There is a rapidly growing, world-wide consensus among scientists, science funders, and policy makers that the transition to truly data-driven Open Science can only be achieved when we collectively build a globally interoperable research infrastructure.
According to the European Open Science Cloud (EOSC) report this should be a ‘federated, globally accessible environment where researchers, innovators, companies, and citizens can publish, find, and re-use each other’s data and tools for research, innovation, and educational purposes’.
In Europe (EOSC), The United States (The Commons), Australia (AORC), and Africa (ADIRC), efforts to collaborate are already under way to prevent renewed silo formation and to ensure international interoperability. The EOSC is branded by the High Level Expert Group (HLEG) in its report to the European Commission as ‘The Internet of (FAIR) Data & Services’ (IFDS).

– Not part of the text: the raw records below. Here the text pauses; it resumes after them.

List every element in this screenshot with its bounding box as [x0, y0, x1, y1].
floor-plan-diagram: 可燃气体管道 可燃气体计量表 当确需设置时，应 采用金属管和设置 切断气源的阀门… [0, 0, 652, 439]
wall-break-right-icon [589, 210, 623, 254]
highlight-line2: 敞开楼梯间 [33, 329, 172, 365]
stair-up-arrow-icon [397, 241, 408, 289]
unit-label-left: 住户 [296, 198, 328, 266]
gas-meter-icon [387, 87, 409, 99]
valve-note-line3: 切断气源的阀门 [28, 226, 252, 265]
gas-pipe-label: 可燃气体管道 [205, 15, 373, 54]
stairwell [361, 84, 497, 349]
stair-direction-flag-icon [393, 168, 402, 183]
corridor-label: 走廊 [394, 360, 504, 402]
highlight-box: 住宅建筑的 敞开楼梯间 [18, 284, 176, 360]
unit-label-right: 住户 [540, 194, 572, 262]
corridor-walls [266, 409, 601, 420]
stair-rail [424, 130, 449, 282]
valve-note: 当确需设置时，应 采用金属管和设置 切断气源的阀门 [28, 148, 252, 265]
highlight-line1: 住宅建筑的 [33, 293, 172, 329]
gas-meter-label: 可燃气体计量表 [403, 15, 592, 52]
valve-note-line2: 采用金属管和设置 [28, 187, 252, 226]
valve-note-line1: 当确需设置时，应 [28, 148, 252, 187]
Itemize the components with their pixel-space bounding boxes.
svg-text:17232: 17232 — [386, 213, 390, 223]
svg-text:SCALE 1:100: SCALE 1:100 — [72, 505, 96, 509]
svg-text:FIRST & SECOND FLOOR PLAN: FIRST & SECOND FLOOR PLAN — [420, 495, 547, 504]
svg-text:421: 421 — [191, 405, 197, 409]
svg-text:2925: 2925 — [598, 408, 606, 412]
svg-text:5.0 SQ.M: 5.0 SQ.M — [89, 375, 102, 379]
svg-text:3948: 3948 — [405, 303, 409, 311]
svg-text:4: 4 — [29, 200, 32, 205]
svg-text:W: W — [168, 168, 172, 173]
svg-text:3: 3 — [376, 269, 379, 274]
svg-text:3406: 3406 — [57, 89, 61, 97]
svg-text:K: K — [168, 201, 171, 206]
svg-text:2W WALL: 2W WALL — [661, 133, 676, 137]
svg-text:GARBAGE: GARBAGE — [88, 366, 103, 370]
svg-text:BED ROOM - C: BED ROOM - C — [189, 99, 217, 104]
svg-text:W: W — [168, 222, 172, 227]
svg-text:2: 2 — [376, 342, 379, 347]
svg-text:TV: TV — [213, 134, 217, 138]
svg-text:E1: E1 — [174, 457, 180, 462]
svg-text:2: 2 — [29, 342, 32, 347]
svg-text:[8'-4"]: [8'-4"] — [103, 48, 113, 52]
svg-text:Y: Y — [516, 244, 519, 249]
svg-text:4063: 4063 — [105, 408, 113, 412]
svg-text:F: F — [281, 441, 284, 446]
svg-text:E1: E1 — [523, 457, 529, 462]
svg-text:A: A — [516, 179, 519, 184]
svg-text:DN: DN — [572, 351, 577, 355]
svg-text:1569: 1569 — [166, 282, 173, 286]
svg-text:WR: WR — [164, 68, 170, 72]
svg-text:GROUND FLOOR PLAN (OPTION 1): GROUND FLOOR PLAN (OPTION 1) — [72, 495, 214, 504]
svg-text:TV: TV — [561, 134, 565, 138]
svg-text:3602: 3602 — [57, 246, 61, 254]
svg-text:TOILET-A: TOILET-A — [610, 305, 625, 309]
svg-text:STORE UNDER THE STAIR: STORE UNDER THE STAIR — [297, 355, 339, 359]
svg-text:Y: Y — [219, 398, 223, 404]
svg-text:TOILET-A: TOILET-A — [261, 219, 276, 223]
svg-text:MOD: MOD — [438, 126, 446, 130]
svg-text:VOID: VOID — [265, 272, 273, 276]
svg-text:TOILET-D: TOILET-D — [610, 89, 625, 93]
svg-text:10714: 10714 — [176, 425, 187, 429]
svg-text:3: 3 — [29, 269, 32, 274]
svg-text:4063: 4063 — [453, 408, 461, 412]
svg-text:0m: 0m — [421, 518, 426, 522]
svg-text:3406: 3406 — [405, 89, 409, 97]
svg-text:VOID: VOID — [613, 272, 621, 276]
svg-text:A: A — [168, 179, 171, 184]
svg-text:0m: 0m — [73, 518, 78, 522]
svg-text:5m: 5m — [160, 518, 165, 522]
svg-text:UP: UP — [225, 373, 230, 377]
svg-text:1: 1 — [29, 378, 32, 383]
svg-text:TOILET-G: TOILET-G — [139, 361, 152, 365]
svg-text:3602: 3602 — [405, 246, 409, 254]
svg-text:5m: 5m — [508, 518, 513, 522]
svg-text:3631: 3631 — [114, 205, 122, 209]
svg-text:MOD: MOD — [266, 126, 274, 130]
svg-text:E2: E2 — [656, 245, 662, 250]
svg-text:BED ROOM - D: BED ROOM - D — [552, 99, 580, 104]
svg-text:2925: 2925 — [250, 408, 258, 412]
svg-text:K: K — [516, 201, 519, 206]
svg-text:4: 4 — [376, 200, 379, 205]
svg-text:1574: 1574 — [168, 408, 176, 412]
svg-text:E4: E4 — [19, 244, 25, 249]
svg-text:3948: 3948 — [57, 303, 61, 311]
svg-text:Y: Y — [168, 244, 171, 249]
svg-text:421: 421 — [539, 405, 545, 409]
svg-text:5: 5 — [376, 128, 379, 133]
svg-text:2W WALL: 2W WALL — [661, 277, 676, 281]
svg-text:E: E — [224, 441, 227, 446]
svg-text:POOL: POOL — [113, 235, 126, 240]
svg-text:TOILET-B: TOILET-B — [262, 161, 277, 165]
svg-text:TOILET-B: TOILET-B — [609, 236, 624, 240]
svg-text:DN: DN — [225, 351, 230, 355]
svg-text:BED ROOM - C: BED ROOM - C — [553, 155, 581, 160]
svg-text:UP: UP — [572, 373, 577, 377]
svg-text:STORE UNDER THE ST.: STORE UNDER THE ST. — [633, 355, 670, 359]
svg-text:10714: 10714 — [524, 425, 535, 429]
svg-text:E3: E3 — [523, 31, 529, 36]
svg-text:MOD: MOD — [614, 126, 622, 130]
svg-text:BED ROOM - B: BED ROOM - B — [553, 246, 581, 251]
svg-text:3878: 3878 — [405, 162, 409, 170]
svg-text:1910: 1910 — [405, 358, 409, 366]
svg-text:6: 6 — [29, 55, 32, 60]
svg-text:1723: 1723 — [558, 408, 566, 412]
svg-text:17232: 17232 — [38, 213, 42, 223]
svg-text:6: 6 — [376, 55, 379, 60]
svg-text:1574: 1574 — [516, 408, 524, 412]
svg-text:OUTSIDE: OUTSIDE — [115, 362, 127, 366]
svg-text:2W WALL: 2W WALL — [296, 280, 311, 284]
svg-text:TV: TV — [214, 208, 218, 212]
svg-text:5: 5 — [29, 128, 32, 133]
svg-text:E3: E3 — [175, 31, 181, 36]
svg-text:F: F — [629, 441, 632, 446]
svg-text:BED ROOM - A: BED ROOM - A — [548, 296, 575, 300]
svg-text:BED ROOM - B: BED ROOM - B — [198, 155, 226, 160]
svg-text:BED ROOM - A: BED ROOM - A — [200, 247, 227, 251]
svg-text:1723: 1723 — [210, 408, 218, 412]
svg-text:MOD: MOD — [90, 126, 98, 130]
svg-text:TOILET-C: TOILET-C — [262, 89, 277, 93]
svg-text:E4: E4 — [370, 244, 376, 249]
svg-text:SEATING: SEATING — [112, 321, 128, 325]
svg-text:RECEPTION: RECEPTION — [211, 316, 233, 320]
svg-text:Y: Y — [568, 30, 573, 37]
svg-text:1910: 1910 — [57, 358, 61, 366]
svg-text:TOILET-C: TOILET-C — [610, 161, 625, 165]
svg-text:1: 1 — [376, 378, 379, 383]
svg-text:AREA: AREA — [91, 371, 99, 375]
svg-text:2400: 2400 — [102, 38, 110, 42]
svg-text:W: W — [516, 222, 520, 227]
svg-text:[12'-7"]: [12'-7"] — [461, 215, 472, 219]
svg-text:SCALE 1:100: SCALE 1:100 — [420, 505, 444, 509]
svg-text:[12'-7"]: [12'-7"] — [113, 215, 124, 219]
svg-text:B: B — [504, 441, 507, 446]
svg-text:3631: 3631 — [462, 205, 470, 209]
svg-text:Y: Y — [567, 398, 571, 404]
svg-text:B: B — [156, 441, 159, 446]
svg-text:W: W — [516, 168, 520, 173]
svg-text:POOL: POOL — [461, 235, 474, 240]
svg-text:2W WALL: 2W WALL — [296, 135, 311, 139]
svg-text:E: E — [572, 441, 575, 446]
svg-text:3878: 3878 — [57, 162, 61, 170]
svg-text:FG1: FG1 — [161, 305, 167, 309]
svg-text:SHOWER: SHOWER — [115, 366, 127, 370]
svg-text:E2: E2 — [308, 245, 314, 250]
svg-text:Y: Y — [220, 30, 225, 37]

‘GO FAIR’ (short for a lightweight, international fast track approach of the Internet of FAIR data and services by Global Open FAIR Implementation Networks) is an early-mover-driven ‘bottom up’ initiative to start working on a trusted environment where public and private sector partners can deposit, find, access, exchange, and reuse each other’s data, workflows, and other research objects. This Internet-type infrastructure must put computers in the mix as a ‘first class citizen’, as the current data streams can no longer be managed and interpreted without computer-assistance throughout the entire research cycle.
The core of GO FAIR is a federation of existing topical networks of excellence that collectively commit to the FAIR approach and capitalise on their critical mass to make choices in the implementation of the FAIR principles in terms of standards, protocols, and best practices. It therefore essentially implements the recommendation of the EOSC HLEG to ‘Federate the Gems’.

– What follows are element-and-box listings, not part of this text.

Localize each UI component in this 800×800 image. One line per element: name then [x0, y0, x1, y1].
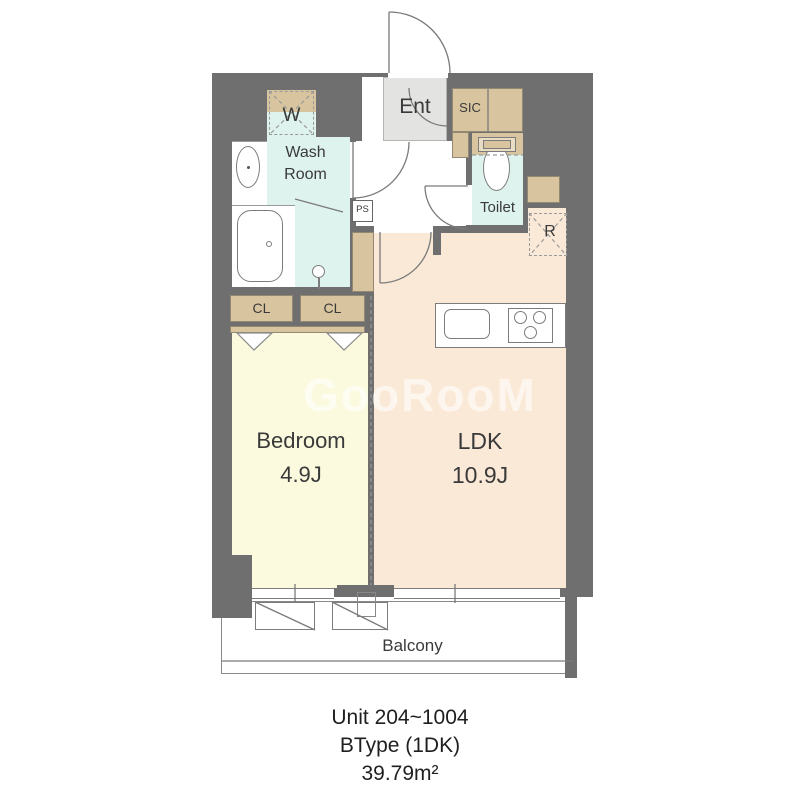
entry-side-strip [362, 77, 383, 141]
bedroom-label: Bedroom [225, 424, 377, 458]
balcony-pillar-outline [357, 592, 376, 617]
shower-stem-icon [318, 278, 320, 289]
site-watermark: GooRooM [280, 368, 560, 422]
entrance-doorway-gap [388, 73, 448, 78]
ldk-label: LDK [390, 424, 570, 458]
basin-drain-dot [247, 166, 250, 169]
closet-front-bar [230, 326, 365, 333]
entrance-label: Ent [383, 95, 447, 119]
burner-icon-3 [524, 326, 537, 339]
ldk-window [394, 588, 560, 599]
floorplan-canvas: Ent SIC W Wash Room Toilet PS R CL CL Be… [0, 0, 800, 800]
wall-balcony-pillar [565, 593, 577, 678]
burner-icon-1 [514, 311, 527, 324]
unit-caption: Unit 204~1004 BType (1DK) 39.79m² [0, 704, 800, 788]
washer-label: W [269, 105, 314, 127]
sic-label: SIC [450, 101, 490, 116]
ldk-size-label: 10.9J [390, 458, 570, 492]
ldk-label-block: LDK 10.9J [390, 424, 570, 492]
bedroom-label-block: Bedroom 4.9J [225, 424, 377, 492]
caption-unit-area: 39.79m² [0, 760, 800, 788]
washroom-label: Wash Room [258, 142, 353, 186]
closet-right-label: CL [300, 300, 365, 316]
shower-head-icon [312, 265, 325, 278]
toilet-label: Toilet [455, 199, 540, 216]
wall-door-stub [433, 226, 441, 255]
caption-unit-range: Unit 204~1004 [0, 704, 800, 732]
bedroom-size-label: 4.9J [225, 458, 377, 492]
tub-drain-icon [266, 241, 272, 247]
kitchen-sink-icon [444, 309, 490, 339]
ldk-doorway-gap [374, 226, 433, 233]
toilet-tank-lid-icon [483, 140, 511, 149]
burner-icon-2 [533, 311, 546, 324]
wall-closet-side-sliver [365, 295, 374, 333]
closet-left-label: CL [230, 300, 293, 316]
caption-unit-type: BType (1DK) [0, 732, 800, 760]
entrance-door-swing-arc [389, 12, 450, 73]
sic-sub-box [452, 132, 469, 158]
wall-bottom-left-block [212, 555, 252, 618]
balcony-label: Balcony [345, 636, 480, 656]
bathtub-icon [237, 210, 283, 282]
bedroom-window [252, 588, 334, 599]
fridge-label: R [535, 223, 565, 241]
pipe-column-box [352, 232, 374, 292]
washroom-label-line2: Room [258, 164, 353, 186]
ps-label: PS [352, 205, 373, 216]
washroom-label-line1: Wash [258, 142, 353, 164]
balcony-equipment-1 [255, 602, 315, 630]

The GO FAIR movement aims at making fragmented and unlinked (research) data Findable, Accessible, Interoperable and thus Reusable. These FAIR data principles actually have a much broader scope than just handling the research data tsunami. In principle, they encompass all data-related sectors.

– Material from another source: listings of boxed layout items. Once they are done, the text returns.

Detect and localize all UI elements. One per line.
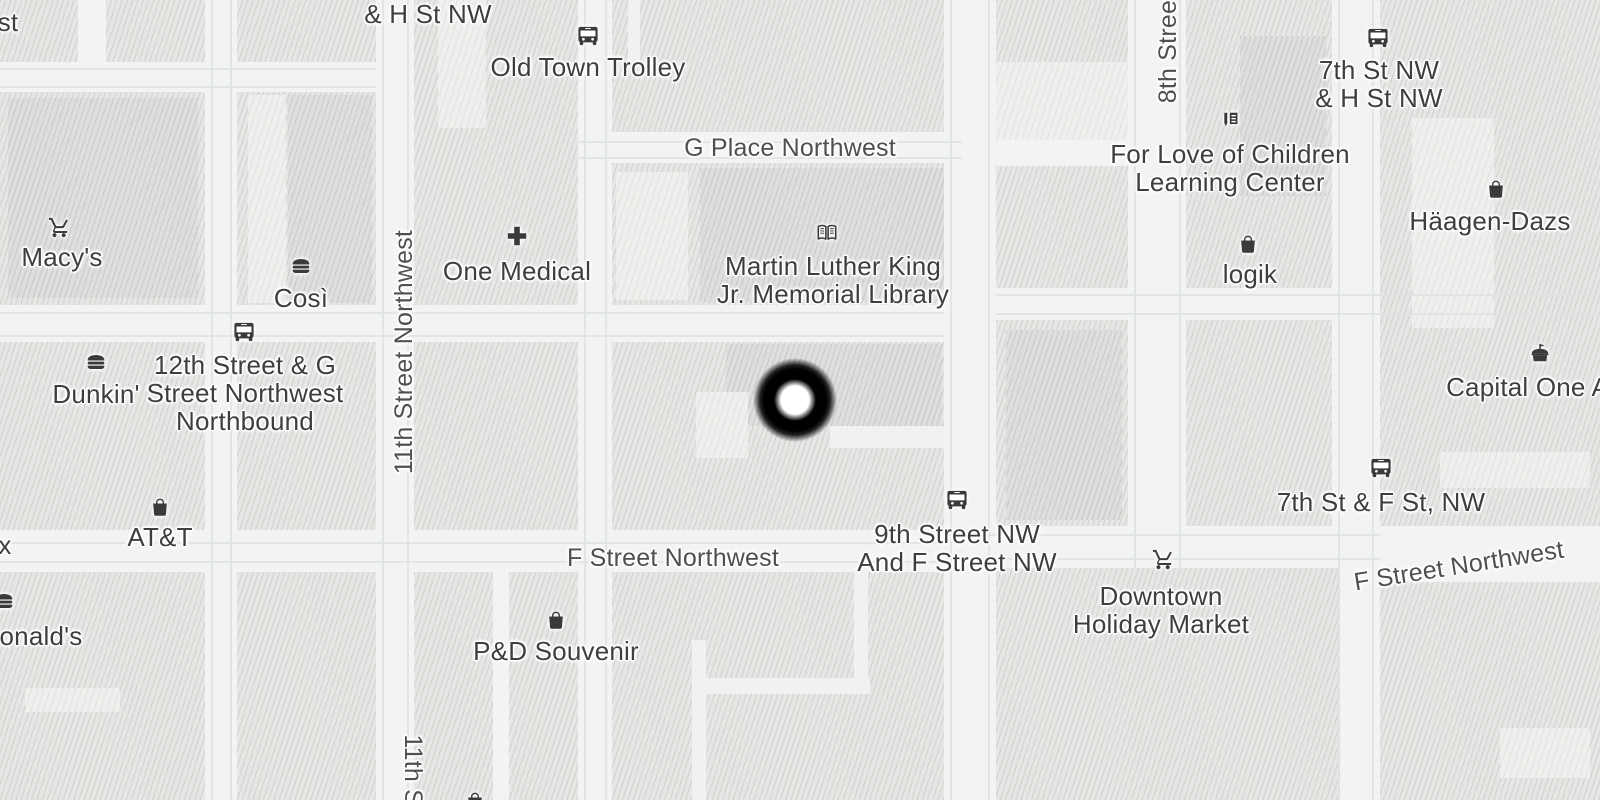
burger-icon[interactable]: [290, 256, 313, 277]
street-label-f-street-northwest-west: F Street Northwest: [567, 544, 779, 572]
building: [996, 62, 1128, 140]
book-icon[interactable]: [815, 222, 840, 244]
street-casing: [0, 312, 944, 314]
poi-label-line: One Medical: [443, 257, 591, 285]
poi-label-att[interactable]: AT&T: [127, 523, 192, 551]
poi-label-partial-st[interactable]: st: [0, 8, 18, 36]
street-label-11th-street-northwest: 11th Street Northwest: [390, 230, 418, 474]
street-casing: [1134, 0, 1136, 568]
building: [1500, 728, 1590, 778]
map-canvas[interactable]: G Place NorthwestF Street NorthwestF Str…: [0, 0, 1600, 800]
street-casing: [988, 0, 990, 800]
burger-icon[interactable]: [85, 352, 108, 373]
street-label-g-place-northwest: G Place Northwest: [684, 134, 896, 162]
city-block: [414, 342, 578, 530]
bag-icon[interactable]: [1238, 233, 1259, 256]
city-block: [509, 572, 578, 800]
poi-label-line: 7th St & F St, NW: [1277, 488, 1486, 516]
street-casing: [605, 0, 607, 800]
poi-label-line: Dunkin': [52, 380, 139, 408]
city-block: [106, 0, 205, 62]
street-casing: [0, 86, 376, 88]
poi-label-line: Northbound: [147, 407, 344, 435]
poi-label-line: Macy's: [21, 243, 102, 271]
poi-label-line: Häagen-Dazs: [1409, 207, 1570, 235]
street-casing: [584, 0, 586, 800]
poi-label-bus-stop-7th-h[interactable]: 7th St NW& H St NW: [1315, 56, 1442, 112]
poi-label-macys[interactable]: Macy's: [21, 243, 102, 271]
poi-label-bus-stop-12th-g[interactable]: 12th Street & GStreet NorthwestNorthboun…: [147, 351, 344, 435]
poi-label-line: logik: [1223, 260, 1277, 288]
poi-label-h-st-nw-partial[interactable]: & H St NW: [364, 0, 491, 28]
poi-label-line: Downtown: [1073, 582, 1249, 610]
location-marker: [752, 357, 838, 443]
city-block: [237, 0, 376, 62]
burger-icon[interactable]: [0, 591, 16, 612]
street-casing: [996, 294, 1600, 296]
poi-label-line: Capital One Arena: [1446, 373, 1600, 401]
city-block: [996, 166, 1128, 288]
bus-icon[interactable]: [1370, 456, 1393, 481]
poi-label-partial-x[interactable]: x: [0, 531, 12, 559]
poi-label-line: 7th St NW: [1315, 56, 1442, 84]
alley: [854, 572, 868, 682]
street-casing: [996, 313, 1600, 315]
building: [248, 95, 286, 303]
cart-icon[interactable]: [48, 217, 71, 240]
street-casing: [950, 0, 952, 800]
alley: [692, 640, 706, 800]
poi-label-haagen-dazs[interactable]: Häagen-Dazs: [1409, 207, 1570, 235]
poi-label-line: Old Town Trolley: [491, 53, 686, 81]
bag-icon[interactable]: [1486, 178, 1507, 201]
poi-label-line: Martin Luther King: [717, 252, 949, 280]
poi-label-old-town-trolley[interactable]: Old Town Trolley: [491, 53, 686, 81]
poi-label-cosi[interactable]: Così: [274, 284, 328, 312]
poi-label-line: Holiday Market: [1073, 610, 1249, 638]
poi-label-line: And F Street NW: [857, 548, 1057, 576]
street-casing: [1338, 0, 1340, 800]
poi-label-line: Così: [274, 284, 328, 312]
street-casing: [0, 68, 376, 70]
bus-icon[interactable]: [1367, 26, 1390, 51]
poi-label-downtown-holiday-market[interactable]: DowntownHoliday Market: [1073, 582, 1249, 638]
poi-label-bus-stop-9th-f[interactable]: 9th Street NWAnd F Street NW: [857, 520, 1057, 576]
building: [1006, 330, 1122, 520]
poi-label-line: Street Northwest: [147, 379, 344, 407]
alley: [692, 678, 870, 694]
poi-label-mcdonalds-partial[interactable]: McDonald's: [0, 622, 83, 650]
street-label-11th-street-partial-bottom: 11th Str: [399, 734, 427, 800]
street-casing: [382, 0, 384, 800]
poi-label-line: & H St NW: [1315, 84, 1442, 112]
poi-label-line: P&D Souvenir: [473, 637, 639, 665]
poi-label-logik[interactable]: logik: [1223, 260, 1277, 288]
poi-label-pd-souvenir[interactable]: P&D Souvenir: [473, 637, 639, 665]
street-casing: [1372, 0, 1374, 800]
poi-label-bus-stop-7th-f[interactable]: 7th St & F St, NW: [1277, 488, 1486, 516]
street-casing: [0, 335, 944, 337]
poi-label-one-medical[interactable]: One Medical: [443, 257, 591, 285]
poi-label-capital-one-arena[interactable]: Capital One Arena: [1446, 373, 1600, 401]
street-label-8th-street: 8th Street: [1154, 0, 1182, 103]
poi-label-line: 9th Street NW: [857, 520, 1057, 548]
poi-label-line: st: [0, 8, 18, 36]
city-block: [237, 572, 376, 800]
bag-icon[interactable]: [150, 496, 171, 519]
arena-icon[interactable]: [1529, 343, 1552, 366]
poi-label-line: 12th Street & G: [147, 351, 344, 379]
poi-label-for-love-of-children[interactable]: For Love of ChildrenLearning Center: [1110, 140, 1350, 196]
cart-icon[interactable]: [1152, 549, 1175, 572]
bag-icon[interactable]: [465, 790, 486, 800]
bus-icon[interactable]: [233, 320, 256, 345]
street-casing: [0, 561, 944, 563]
bus-icon[interactable]: [577, 24, 600, 49]
cross-icon[interactable]: [505, 224, 529, 248]
poi-label-mlk-memorial-library[interactable]: Martin Luther KingJr. Memorial Library: [717, 252, 949, 308]
building: [616, 172, 688, 300]
education-icon[interactable]: [1220, 110, 1241, 133]
building: [1440, 452, 1590, 488]
poi-label-line: x: [0, 531, 12, 559]
poi-label-line: McDonald's: [0, 622, 83, 650]
building: [696, 392, 748, 458]
poi-label-line: Learning Center: [1110, 168, 1350, 196]
bag-icon[interactable]: [546, 609, 567, 632]
alley: [830, 426, 944, 448]
bus-icon[interactable]: [946, 488, 969, 513]
poi-label-line: Jr. Memorial Library: [717, 280, 949, 308]
city-block: [0, 572, 205, 800]
building: [25, 688, 120, 712]
poi-label-line: AT&T: [127, 523, 192, 551]
poi-label-line: For Love of Children: [1110, 140, 1350, 168]
poi-label-dunkin[interactable]: Dunkin': [52, 380, 139, 408]
poi-label-line: & H St NW: [364, 0, 491, 28]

The GO FAIR implementation approach is based on three interactive processes: building the technical infrastructure (GO BUILD) is complemented by a change programme involving relevant stakeholders (GO CHANGE) and training the data stewards capable of providing FAIR data services (GO TRAIN).
The expected impact and benefits are substantial. Users will be able to search and analyse linked FAIR data sources much more efficiently, in turn supporting and enabling more effective research, the potential to discover unexpected associations and developments, and ultimately to expedite innovation. The increased speed and efficiency of data usage will also facilitate the rapid validation of hypotheses and evaluation of treatment methods.
At this point, it is hard to estimate the actual economic impact and added value of the GO FAIR initiative, but it is highly likely the implementation cost will be substantially lower than the long-term impact of the efficiency increase in a world progressively dominated by largely unmanageable and partially actionable ‘Big Data’.
The Netherlands, in close partnership with Germany, and a growing number of additional countries is helping to coordinate the establishment of a series of such Implementation Networks in European Member States and beyond, with an additional specific priority to undertake a co-leadership role in Africa. So far (March 2017), six GO FAIR INs have been established or are under development, coordinated in four European Member States with resonance also in other regions like the United States, Australia, Latin America, and Africa.